With the independence of the Captaincy General of Santo Domingo in 1821, this territory officially became the Estado Independiente de Haití Español. However, after the Haitian occupation of the territory from 1822 to 1844, the entire island of Hispaniola became a unified country under the official name of Republic of Haiti. As the Dominicans rebelled against Haitian rule during the Dominican War of Independence from 1844 to 1856, a new independent country with the name of República Dominicana was established in eastern Hispaniola.

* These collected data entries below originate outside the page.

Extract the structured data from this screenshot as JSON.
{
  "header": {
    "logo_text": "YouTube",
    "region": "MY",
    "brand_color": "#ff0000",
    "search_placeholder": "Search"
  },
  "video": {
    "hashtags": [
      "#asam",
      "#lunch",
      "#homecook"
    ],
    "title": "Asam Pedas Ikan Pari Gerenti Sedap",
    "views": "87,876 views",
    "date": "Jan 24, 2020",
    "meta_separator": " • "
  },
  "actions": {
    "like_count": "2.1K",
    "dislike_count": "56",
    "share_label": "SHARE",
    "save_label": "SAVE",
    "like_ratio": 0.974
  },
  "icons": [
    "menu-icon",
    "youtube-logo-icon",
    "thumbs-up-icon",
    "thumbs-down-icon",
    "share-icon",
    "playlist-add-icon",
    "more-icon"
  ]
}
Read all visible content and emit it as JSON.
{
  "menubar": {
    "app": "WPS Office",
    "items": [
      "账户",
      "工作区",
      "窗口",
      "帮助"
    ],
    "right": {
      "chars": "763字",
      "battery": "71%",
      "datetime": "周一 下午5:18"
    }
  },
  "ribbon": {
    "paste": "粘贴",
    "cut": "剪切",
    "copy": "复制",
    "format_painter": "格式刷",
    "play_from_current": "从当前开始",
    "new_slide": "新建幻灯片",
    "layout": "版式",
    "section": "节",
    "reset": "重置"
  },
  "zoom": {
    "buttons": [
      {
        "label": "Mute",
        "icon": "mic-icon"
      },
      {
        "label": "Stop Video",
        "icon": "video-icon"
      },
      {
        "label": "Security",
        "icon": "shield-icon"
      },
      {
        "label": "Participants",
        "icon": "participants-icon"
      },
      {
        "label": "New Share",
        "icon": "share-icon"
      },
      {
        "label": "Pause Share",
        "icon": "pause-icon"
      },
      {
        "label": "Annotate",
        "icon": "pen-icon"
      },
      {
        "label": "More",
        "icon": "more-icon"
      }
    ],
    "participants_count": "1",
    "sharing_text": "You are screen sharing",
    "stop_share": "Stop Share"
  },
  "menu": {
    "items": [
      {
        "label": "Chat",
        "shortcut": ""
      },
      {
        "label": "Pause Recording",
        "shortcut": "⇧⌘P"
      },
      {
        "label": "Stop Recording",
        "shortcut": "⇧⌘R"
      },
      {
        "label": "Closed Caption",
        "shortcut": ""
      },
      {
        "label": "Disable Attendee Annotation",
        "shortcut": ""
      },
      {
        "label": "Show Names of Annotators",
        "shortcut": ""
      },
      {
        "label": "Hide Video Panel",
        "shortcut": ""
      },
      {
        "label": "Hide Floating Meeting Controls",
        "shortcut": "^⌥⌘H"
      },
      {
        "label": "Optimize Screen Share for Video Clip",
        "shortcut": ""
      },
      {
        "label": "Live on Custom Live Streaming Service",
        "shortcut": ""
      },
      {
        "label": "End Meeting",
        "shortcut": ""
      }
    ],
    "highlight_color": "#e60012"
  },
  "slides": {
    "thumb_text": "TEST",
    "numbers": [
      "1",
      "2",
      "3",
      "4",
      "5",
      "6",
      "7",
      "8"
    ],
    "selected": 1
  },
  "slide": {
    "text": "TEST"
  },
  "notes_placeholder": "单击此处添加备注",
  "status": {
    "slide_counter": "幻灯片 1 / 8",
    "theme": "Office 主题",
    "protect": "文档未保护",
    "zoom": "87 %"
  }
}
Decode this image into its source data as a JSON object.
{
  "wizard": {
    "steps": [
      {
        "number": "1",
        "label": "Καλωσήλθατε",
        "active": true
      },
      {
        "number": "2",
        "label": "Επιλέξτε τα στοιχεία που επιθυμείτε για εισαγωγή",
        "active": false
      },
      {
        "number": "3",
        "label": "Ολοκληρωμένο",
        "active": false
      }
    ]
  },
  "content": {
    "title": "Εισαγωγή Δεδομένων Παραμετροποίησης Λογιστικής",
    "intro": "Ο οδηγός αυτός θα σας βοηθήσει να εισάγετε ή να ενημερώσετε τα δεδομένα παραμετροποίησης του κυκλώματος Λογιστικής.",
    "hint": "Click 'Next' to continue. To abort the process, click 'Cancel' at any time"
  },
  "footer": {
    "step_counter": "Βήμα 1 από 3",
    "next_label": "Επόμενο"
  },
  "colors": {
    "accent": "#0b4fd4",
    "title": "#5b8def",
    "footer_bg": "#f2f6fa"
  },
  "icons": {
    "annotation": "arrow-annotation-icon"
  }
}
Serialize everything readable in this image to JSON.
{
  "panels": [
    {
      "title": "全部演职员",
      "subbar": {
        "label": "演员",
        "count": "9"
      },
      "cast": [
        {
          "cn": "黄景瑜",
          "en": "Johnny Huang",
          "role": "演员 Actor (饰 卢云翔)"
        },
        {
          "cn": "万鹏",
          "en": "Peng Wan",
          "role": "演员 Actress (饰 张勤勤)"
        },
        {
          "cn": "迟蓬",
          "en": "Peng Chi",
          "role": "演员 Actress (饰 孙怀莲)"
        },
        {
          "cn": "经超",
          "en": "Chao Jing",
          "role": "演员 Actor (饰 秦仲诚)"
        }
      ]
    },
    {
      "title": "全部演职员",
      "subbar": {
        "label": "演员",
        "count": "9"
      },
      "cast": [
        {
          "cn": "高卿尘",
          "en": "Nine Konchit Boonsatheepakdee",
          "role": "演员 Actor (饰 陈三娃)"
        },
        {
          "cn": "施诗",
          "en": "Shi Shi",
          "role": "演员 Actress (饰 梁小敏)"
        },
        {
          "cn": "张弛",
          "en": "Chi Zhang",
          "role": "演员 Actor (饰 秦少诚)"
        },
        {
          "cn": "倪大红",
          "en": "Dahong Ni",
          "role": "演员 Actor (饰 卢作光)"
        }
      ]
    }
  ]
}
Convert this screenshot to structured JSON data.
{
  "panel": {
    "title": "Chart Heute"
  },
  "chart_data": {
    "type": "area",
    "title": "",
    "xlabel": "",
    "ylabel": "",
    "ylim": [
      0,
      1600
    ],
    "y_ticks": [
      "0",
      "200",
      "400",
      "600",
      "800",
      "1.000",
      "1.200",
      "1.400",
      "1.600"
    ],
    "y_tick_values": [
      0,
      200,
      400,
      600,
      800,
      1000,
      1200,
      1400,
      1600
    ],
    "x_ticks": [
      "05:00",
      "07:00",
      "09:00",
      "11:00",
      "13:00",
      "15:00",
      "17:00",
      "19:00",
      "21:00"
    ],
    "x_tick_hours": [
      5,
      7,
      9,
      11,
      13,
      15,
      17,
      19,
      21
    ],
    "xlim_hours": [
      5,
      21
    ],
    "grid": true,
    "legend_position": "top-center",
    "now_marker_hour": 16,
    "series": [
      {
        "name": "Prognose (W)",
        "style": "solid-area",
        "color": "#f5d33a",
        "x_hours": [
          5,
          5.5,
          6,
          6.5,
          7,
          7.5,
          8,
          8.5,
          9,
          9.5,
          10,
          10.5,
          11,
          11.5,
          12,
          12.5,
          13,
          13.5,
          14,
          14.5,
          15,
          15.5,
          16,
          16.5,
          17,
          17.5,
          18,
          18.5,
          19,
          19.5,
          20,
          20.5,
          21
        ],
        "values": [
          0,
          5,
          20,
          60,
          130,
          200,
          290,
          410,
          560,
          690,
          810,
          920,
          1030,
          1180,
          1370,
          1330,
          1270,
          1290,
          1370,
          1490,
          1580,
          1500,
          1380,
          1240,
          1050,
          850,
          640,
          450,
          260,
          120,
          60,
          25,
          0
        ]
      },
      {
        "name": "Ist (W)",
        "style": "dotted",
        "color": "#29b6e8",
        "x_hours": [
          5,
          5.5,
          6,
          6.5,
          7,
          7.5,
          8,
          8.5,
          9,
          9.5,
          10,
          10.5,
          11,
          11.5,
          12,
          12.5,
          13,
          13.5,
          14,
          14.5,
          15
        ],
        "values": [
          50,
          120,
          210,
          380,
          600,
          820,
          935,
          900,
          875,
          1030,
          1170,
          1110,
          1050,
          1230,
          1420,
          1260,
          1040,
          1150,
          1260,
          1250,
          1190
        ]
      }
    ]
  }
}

In 1844, the first Substantive Charter of the new country, stated: "The Spanish part of the island of Santo Domingo and its adjacent islands form the territory of the Dominican Republic." Western Hispaniola remained as the country of Haiti with the official name of Empire of Haiti or Republic of Haiti.
With the official introduction of the name Haiti in the 19th century, the island of Hispaniola, which until then was most commonly called Santo Domingo, began to be widely identified as Haiti, particularly outside the Spanish-speaking world.